Hamburg. Sexarbeiterinnen demonstrierten auf der Herbertstraße gegen Prostitutionsverbot. Warum sie ihren Beruf für systemrelevant halten.
So voll war es in der Herbertstraße seit März nicht mehr. Rund 400 Sexarbeiterinnen demonstrierten am Sonnabend gegen das Prostitutionsverbot. Auf ihren Schildern leuchteten neonfarbene Parolen wie „Ein Stück Hamburg stirbt“, „Das älteste Gewerbe der Welt braucht Hilfe“ und „Zum Steuernzahlen sind wir gut, aber zu dumm für den Hygieneplan?“
Sie wollen wieder arbeiten und Geld verdienen. Die Demonstranten marschierten die Straße entlang – unter ihnen auch Travestiekünstlerin Olivia Jones. „Sankt Pauli ohne Rotlicht kann ich mir überhaupt nicht vorstellen“, sagt sie. Das Prostitutionsverbot lehnt Olivia ab: „Die Mädels brauchen Perspektiven, sonst wird das unkontrollierbar.“ Außerdem würden Prostituierte durch die Corona-Diskussion zunehmend stigmatisiert. „Das ist ein ganz normaler Job. Sie zahlen Steuern. Warum also zwischen Massagestudio und Bordell unterscheiden?“ Der Hintergrund: Friseure und Masseure dürfen seit Mai mit einem Hygienekonzept wieder öffnen. „Sexarbeiter und Sexarbeiterinnen können auch einen Mund-Nasen-Schutz tragen. Das ist dann vielleicht eine Ledermaske“, sagt Jones.
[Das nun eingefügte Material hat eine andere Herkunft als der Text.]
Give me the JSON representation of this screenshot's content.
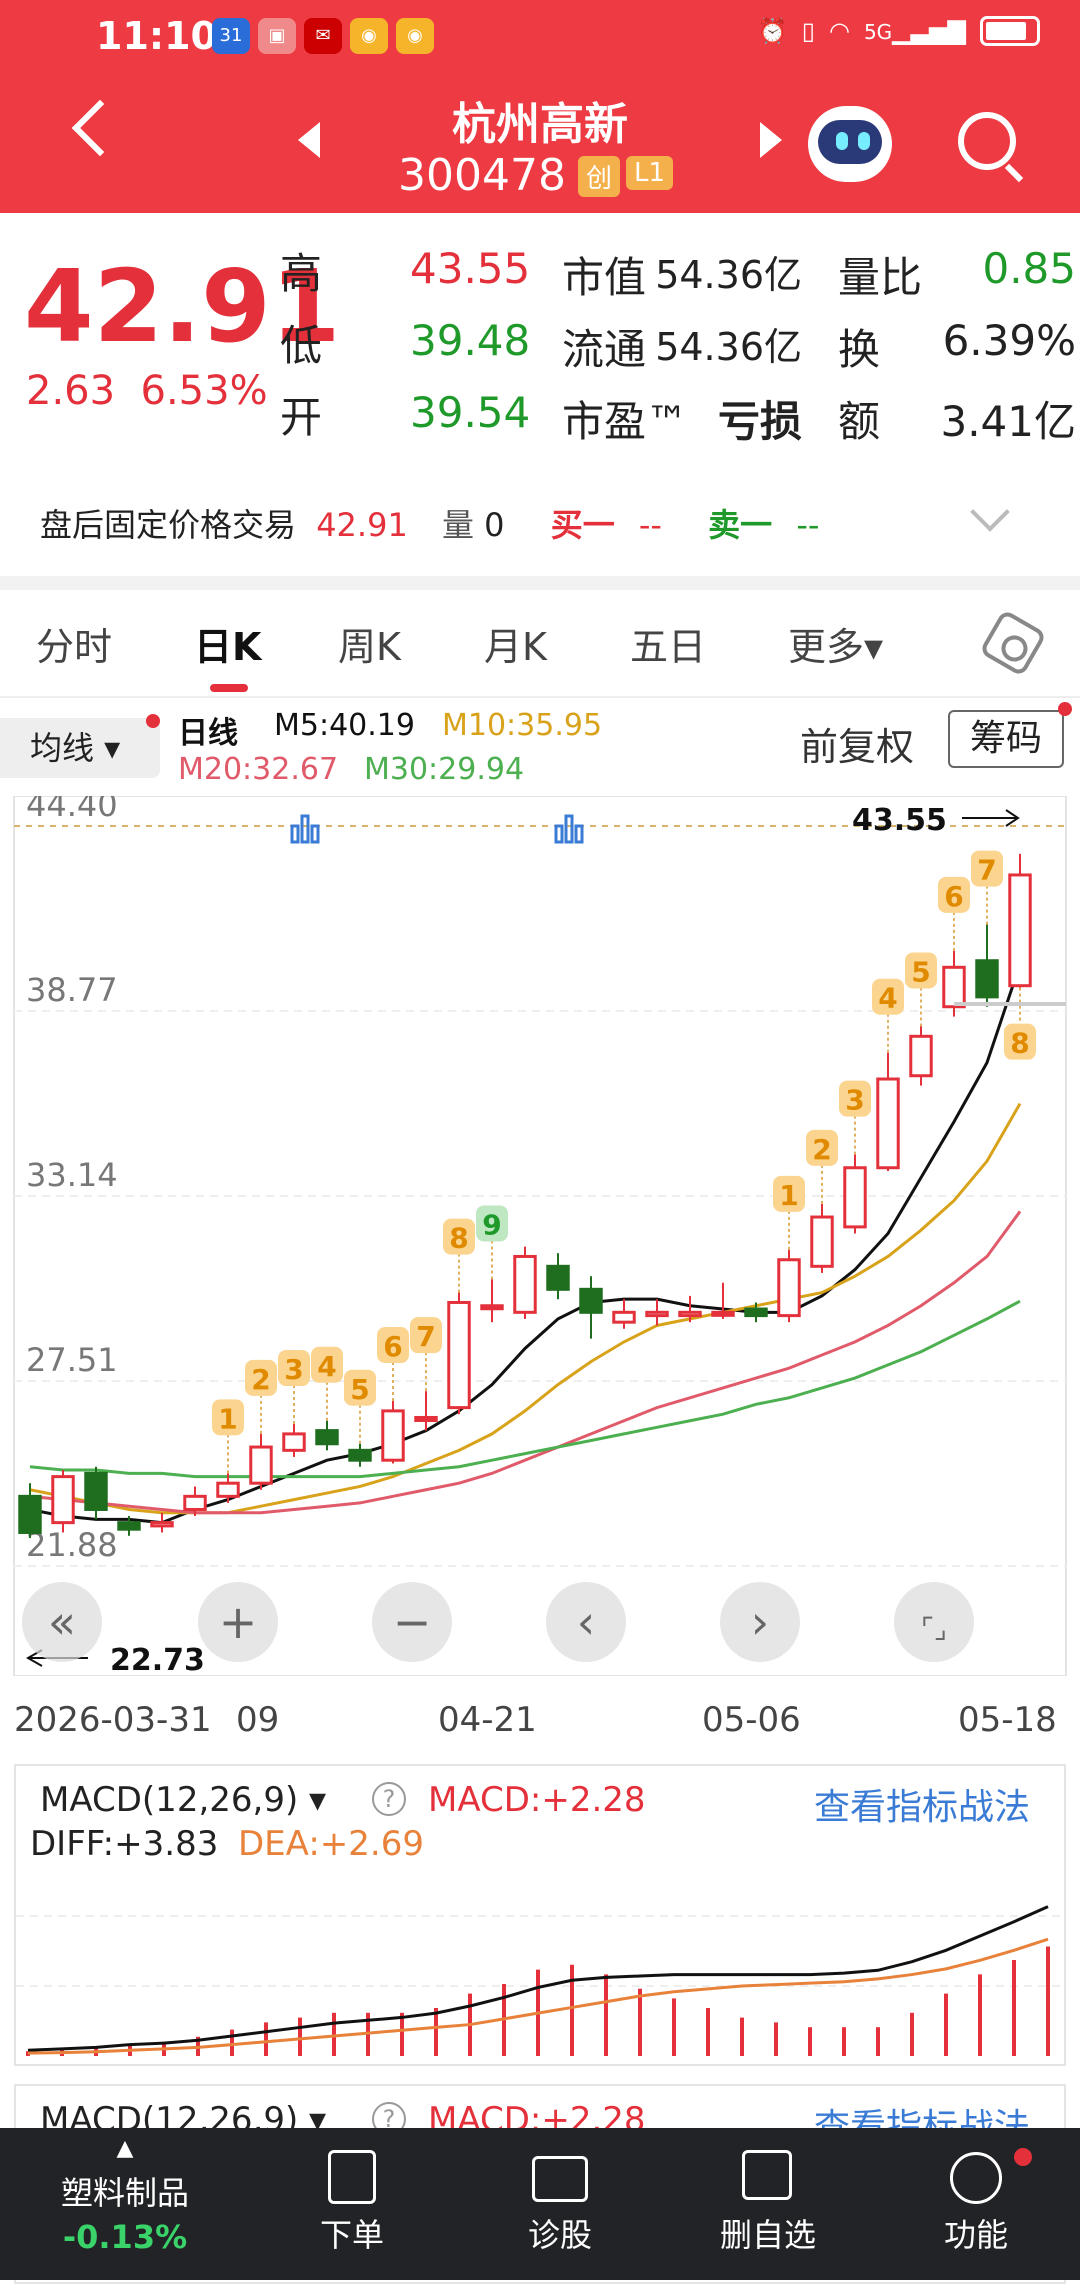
{
  "status": {
    "time": "11:10",
    "icons": [
      "calendar-icon",
      "huawei-icon",
      "mail-icon",
      "weibo-icon",
      "weibo-icon"
    ],
    "right_icons": [
      "alarm-icon",
      "vibrate-icon",
      "wifi-icon",
      "signal-5g-icon",
      "battery-icon"
    ],
    "signal_label": "5G"
  },
  "header": {
    "stock_name": "杭州高新",
    "stock_code": "300478",
    "badge1": "创",
    "badge2": "L1"
  },
  "quote": {
    "price": "42.91",
    "change": "2.63",
    "change_pct": "6.53%",
    "high_label": "高",
    "high": "43.55",
    "low_label": "低",
    "low": "39.48",
    "open_label": "开",
    "open": "39.54",
    "mktcap_label": "市值",
    "mktcap": "54.36亿",
    "float_label": "流通",
    "float": "54.36亿",
    "pe_label": "市盈™",
    "pe": "亏损",
    "volratio_label": "量比",
    "volratio": "0.85",
    "turnover_label": "换",
    "turnover": "6.39%",
    "amount_label": "额",
    "amount": "3.41亿"
  },
  "after_hours": {
    "label": "盘后固定价格交易",
    "price": "42.91",
    "vol_label": "量",
    "vol": "0",
    "buy_label": "买一",
    "buy": "--",
    "sell_label": "卖一",
    "sell": "--"
  },
  "tabs": [
    "分时",
    "日K",
    "周K",
    "月K",
    "五日",
    "更多▾"
  ],
  "legend": {
    "avg_btn": "均线 ▾",
    "daily": "日线",
    "m5": "M5:40.19",
    "m10": "M10:35.95",
    "m20": "M20:32.67",
    "m30": "M30:29.94",
    "fq": "前复权",
    "chip": "筹码"
  },
  "kline_labels": {
    "y_ticks": [
      "44.40",
      "38.77",
      "33.14",
      "27.51",
      "21.88"
    ],
    "high_mark": "43.55",
    "low_mark": "22.73",
    "x_ticks": [
      "2026-03-31",
      "09",
      "04-21",
      "05-06",
      "05-18"
    ]
  },
  "chart_data": {
    "type": "candlestick",
    "ylim": [
      21.88,
      44.4
    ],
    "y_ticks": [
      44.4,
      38.77,
      33.14,
      27.51,
      21.88
    ],
    "x_ticks": [
      "2026-03-31",
      "04-09",
      "04-21",
      "05-06",
      "05-18"
    ],
    "candles": [
      {
        "o": 24.0,
        "c": 22.9,
        "h": 24.4,
        "l": 22.73
      },
      {
        "o": 23.2,
        "c": 24.6,
        "h": 24.8,
        "l": 22.9
      },
      {
        "o": 24.7,
        "c": 23.6,
        "h": 24.9,
        "l": 23.3
      },
      {
        "o": 23.2,
        "c": 23.0,
        "h": 23.4,
        "l": 22.8
      },
      {
        "o": 23.1,
        "c": 23.2,
        "h": 23.5,
        "l": 22.9
      },
      {
        "o": 23.6,
        "c": 24.0,
        "h": 24.3,
        "l": 23.4
      },
      {
        "o": 24.0,
        "c": 24.4,
        "h": 24.7,
        "l": 23.8
      },
      {
        "o": 24.4,
        "c": 25.5,
        "h": 25.9,
        "l": 24.2
      },
      {
        "o": 25.4,
        "c": 25.9,
        "h": 26.2,
        "l": 25.2
      },
      {
        "o": 26.0,
        "c": 25.6,
        "h": 26.3,
        "l": 25.4
      },
      {
        "o": 25.4,
        "c": 25.1,
        "h": 25.6,
        "l": 24.9
      },
      {
        "o": 25.1,
        "c": 26.6,
        "h": 26.9,
        "l": 25.0
      },
      {
        "o": 26.4,
        "c": 26.4,
        "h": 27.2,
        "l": 26.0
      },
      {
        "o": 26.7,
        "c": 29.9,
        "h": 30.2,
        "l": 26.5
      },
      {
        "o": 29.8,
        "c": 29.8,
        "h": 30.6,
        "l": 29.3
      },
      {
        "o": 29.6,
        "c": 31.3,
        "h": 31.6,
        "l": 29.4
      },
      {
        "o": 31.0,
        "c": 30.3,
        "h": 31.4,
        "l": 30.0
      },
      {
        "o": 30.3,
        "c": 29.6,
        "h": 30.7,
        "l": 28.8
      },
      {
        "o": 29.3,
        "c": 29.6,
        "h": 30.0,
        "l": 29.1
      },
      {
        "o": 29.5,
        "c": 29.6,
        "h": 30.0,
        "l": 29.2
      },
      {
        "o": 29.5,
        "c": 29.6,
        "h": 30.1,
        "l": 29.3
      },
      {
        "o": 29.6,
        "c": 29.6,
        "h": 30.5,
        "l": 29.4
      },
      {
        "o": 29.7,
        "c": 29.5,
        "h": 29.9,
        "l": 29.3
      },
      {
        "o": 29.5,
        "c": 31.2,
        "h": 31.5,
        "l": 29.3
      },
      {
        "o": 31.0,
        "c": 32.5,
        "h": 32.9,
        "l": 30.8
      },
      {
        "o": 32.2,
        "c": 34.0,
        "h": 34.4,
        "l": 32.0
      },
      {
        "o": 34.0,
        "c": 36.7,
        "h": 37.5,
        "l": 33.9
      },
      {
        "o": 36.8,
        "c": 38.0,
        "h": 38.3,
        "l": 36.5
      },
      {
        "o": 38.9,
        "c": 40.1,
        "h": 40.6,
        "l": 38.6
      },
      {
        "o": 40.3,
        "c": 39.2,
        "h": 41.4,
        "l": 38.9
      },
      {
        "o": 39.54,
        "c": 42.91,
        "h": 43.55,
        "l": 39.48
      }
    ],
    "ma": {
      "M5": [
        23.6,
        23.4,
        23.3,
        23.3,
        23.2,
        23.6,
        23.9,
        24.3,
        24.7,
        25.1,
        25.3,
        25.6,
        26.0,
        26.6,
        27.4,
        28.5,
        29.4,
        29.9,
        30.0,
        30.0,
        29.8,
        29.7,
        29.6,
        29.6,
        30.1,
        30.9,
        32.0,
        33.7,
        35.4,
        37.2,
        40.19
      ],
      "M10": [
        24.2,
        24.0,
        23.8,
        23.6,
        23.5,
        23.5,
        23.5,
        23.7,
        23.9,
        24.1,
        24.3,
        24.6,
        25.0,
        25.4,
        25.9,
        26.6,
        27.4,
        28.1,
        28.7,
        29.2,
        29.4,
        29.6,
        29.8,
        30.0,
        30.2,
        30.7,
        31.3,
        32.1,
        33.0,
        34.2,
        35.95
      ],
      "M20": [
        24.0,
        23.9,
        23.8,
        23.7,
        23.6,
        23.5,
        23.5,
        23.5,
        23.6,
        23.7,
        23.8,
        24.0,
        24.2,
        24.4,
        24.7,
        25.1,
        25.5,
        25.9,
        26.3,
        26.7,
        27.0,
        27.3,
        27.6,
        27.9,
        28.3,
        28.7,
        29.2,
        29.8,
        30.5,
        31.3,
        32.67
      ],
      "M30": [
        24.9,
        24.8,
        24.8,
        24.7,
        24.7,
        24.6,
        24.6,
        24.6,
        24.6,
        24.6,
        24.6,
        24.7,
        24.8,
        24.9,
        25.1,
        25.3,
        25.5,
        25.7,
        25.9,
        26.1,
        26.3,
        26.5,
        26.8,
        27.0,
        27.3,
        27.6,
        28.0,
        28.4,
        28.9,
        29.4,
        29.94
      ]
    },
    "markers": [
      {
        "i": 6,
        "label": "1"
      },
      {
        "i": 7,
        "label": "2"
      },
      {
        "i": 8,
        "label": "3"
      },
      {
        "i": 9,
        "label": "4"
      },
      {
        "i": 10,
        "label": "5"
      },
      {
        "i": 11,
        "label": "6"
      },
      {
        "i": 12,
        "label": "7"
      },
      {
        "i": 13,
        "label": "8"
      },
      {
        "i": 14,
        "label": "9",
        "green": true
      },
      {
        "i": 23,
        "label": "1"
      },
      {
        "i": 24,
        "label": "2"
      },
      {
        "i": 25,
        "label": "3"
      },
      {
        "i": 26,
        "label": "4"
      },
      {
        "i": 27,
        "label": "5"
      },
      {
        "i": 28,
        "label": "6"
      },
      {
        "i": 29,
        "label": "7"
      },
      {
        "i": 30,
        "label": "8",
        "below": true
      }
    ],
    "macd": {
      "dif": [
        -1.2,
        -1.15,
        -1.1,
        -1.0,
        -0.95,
        -0.85,
        -0.7,
        -0.55,
        -0.4,
        -0.25,
        -0.15,
        -0.05,
        0.1,
        0.35,
        0.65,
        1.0,
        1.25,
        1.35,
        1.4,
        1.45,
        1.45,
        1.45,
        1.45,
        1.45,
        1.5,
        1.6,
        1.9,
        2.3,
        2.8,
        3.3,
        3.83
      ],
      "dea": [
        -1.3,
        -1.28,
        -1.25,
        -1.2,
        -1.15,
        -1.1,
        -1.0,
        -0.9,
        -0.8,
        -0.7,
        -0.6,
        -0.5,
        -0.4,
        -0.3,
        -0.1,
        0.1,
        0.3,
        0.5,
        0.7,
        0.85,
        0.95,
        1.05,
        1.1,
        1.15,
        1.2,
        1.3,
        1.45,
        1.65,
        1.95,
        2.3,
        2.69
      ],
      "hist": [
        0.1,
        0.15,
        0.2,
        0.25,
        0.3,
        0.4,
        0.55,
        0.7,
        0.8,
        0.9,
        0.9,
        0.9,
        1.0,
        1.3,
        1.5,
        1.8,
        1.9,
        1.7,
        1.4,
        1.2,
        1.0,
        0.8,
        0.7,
        0.6,
        0.6,
        0.6,
        0.9,
        1.3,
        1.7,
        2.0,
        2.28
      ]
    }
  },
  "macd": {
    "title": "MACD(12,26,9)",
    "macd_label": "MACD:+2.28",
    "dif_label": "DIFF:+3.83",
    "dea_label": "DEA:+2.69",
    "link": "查看指标战法"
  },
  "bottom": {
    "sector_name": "塑料制品",
    "sector_change": "-0.13%",
    "items": [
      "下单",
      "诊股",
      "删自选",
      "功能"
    ]
  },
  "colors": {
    "brand_red": "#ee3a43",
    "up": "#e3303a",
    "down": "#1f6e1f",
    "m5": "#111111",
    "m10": "#d9a21b",
    "m20": "#e05a6a",
    "m30": "#4caf50",
    "link": "#3a7bd5"
  }
}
Bordelle auf dem Kiez haben Hygienepläne vorbereitet
Die Bordelle auf dem Kiez haben detaillierte Hygienepläne vorbereitet: Prostituierte sollen einen Mund-Nasen-Schutz tragen, ihre Räume desinfizieren und zwischen Trennwänden hinter der Fensterfront sitzen. Kunden sollen ihre Kontaktdaten angegeben und duschen müssen, erst dann würden sie ihren Service erhalten.
„Die Politik muss dem Konzept nur noch zustimmen“, sagt Stephanie Klee. Sie ist Vorstands- und Gründungsmitglied vom Berufsverband Sexuelle Dienstleistungen (BSD).Die Regierungen in den Niederlanden, Belgien, der Schweiz und Griechenland haben Prostitution schon im Juni wieder erlaubt. Österreich ist diesem Kurs im Juli gefolgt.
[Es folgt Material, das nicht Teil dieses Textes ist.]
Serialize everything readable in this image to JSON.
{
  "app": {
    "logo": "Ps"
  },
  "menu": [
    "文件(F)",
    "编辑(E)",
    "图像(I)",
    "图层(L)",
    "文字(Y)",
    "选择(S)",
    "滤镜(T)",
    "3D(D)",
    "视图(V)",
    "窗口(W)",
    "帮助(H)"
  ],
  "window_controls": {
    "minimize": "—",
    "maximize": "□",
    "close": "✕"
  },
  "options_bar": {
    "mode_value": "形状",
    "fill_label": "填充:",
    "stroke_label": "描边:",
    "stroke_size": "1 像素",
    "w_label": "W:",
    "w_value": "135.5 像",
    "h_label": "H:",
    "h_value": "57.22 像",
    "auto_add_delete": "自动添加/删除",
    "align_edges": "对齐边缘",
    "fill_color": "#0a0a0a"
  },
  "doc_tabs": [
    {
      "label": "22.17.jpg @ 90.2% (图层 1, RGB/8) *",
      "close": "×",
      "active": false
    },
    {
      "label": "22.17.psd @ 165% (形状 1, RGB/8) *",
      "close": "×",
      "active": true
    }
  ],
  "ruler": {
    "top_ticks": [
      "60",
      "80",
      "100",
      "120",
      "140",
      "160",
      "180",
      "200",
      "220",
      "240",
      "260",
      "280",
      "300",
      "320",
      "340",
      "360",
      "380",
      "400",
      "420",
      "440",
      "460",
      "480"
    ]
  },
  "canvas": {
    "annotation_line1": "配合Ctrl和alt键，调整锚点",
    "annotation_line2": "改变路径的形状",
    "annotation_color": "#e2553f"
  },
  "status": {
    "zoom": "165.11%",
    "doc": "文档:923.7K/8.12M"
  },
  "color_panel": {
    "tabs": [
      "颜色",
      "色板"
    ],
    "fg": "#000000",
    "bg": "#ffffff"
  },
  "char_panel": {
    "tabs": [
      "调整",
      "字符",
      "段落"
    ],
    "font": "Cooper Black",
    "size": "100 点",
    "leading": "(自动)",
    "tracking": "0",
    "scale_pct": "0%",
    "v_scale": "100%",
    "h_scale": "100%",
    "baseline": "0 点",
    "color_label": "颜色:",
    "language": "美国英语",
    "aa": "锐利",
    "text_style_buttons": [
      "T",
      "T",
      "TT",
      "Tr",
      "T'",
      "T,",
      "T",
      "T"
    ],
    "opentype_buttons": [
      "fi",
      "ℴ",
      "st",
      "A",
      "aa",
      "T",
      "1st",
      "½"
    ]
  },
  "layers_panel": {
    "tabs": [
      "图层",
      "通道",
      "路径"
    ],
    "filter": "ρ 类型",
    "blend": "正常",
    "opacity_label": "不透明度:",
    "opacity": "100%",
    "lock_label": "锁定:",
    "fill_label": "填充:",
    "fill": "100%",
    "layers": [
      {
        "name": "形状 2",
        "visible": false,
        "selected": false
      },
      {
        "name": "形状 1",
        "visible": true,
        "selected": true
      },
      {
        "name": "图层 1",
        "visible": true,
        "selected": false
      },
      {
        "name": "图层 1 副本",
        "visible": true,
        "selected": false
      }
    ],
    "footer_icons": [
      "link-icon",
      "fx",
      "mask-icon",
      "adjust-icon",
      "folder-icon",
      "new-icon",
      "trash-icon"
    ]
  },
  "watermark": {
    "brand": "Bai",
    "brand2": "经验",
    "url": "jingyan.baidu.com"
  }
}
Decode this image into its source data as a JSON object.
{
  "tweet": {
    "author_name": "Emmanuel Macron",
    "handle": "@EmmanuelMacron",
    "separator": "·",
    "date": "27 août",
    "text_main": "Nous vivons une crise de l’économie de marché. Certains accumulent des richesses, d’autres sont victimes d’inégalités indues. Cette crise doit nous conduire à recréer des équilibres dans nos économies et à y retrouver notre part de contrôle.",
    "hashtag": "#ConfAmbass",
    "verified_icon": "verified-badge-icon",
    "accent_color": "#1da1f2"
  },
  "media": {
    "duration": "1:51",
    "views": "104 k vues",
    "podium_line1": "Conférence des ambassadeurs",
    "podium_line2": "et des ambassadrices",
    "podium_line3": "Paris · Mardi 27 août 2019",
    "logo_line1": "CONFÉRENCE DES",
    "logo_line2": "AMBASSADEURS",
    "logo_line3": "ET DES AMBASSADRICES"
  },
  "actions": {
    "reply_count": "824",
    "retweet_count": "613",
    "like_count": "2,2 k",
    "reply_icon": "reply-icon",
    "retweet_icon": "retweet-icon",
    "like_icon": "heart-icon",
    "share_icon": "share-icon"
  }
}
"Sexarbeit ist systemrelevant"
Die BSD-Gründerin kritisiert den Senat: „Wer nicht verstanden hat, dass Sexarbeit systemrelevant ist, hat das System nicht verstanden. Prostitution ist das Salz in der Suppe unserer Gesellschaft. Ohne funktioniert sie nicht.“ Sie sagt, ihre Freier würden sie brauchen, um ihren Alltag zu meistern. Gegner argumentieren, dass Prostitution oft auf Menschenhandel beruhe, viele Sexarbeiterinnen nur unter Zwang arbeiten würden. Zudem könne Prostitution Frauenfeindlichkeit in der Gesellschaft schüren.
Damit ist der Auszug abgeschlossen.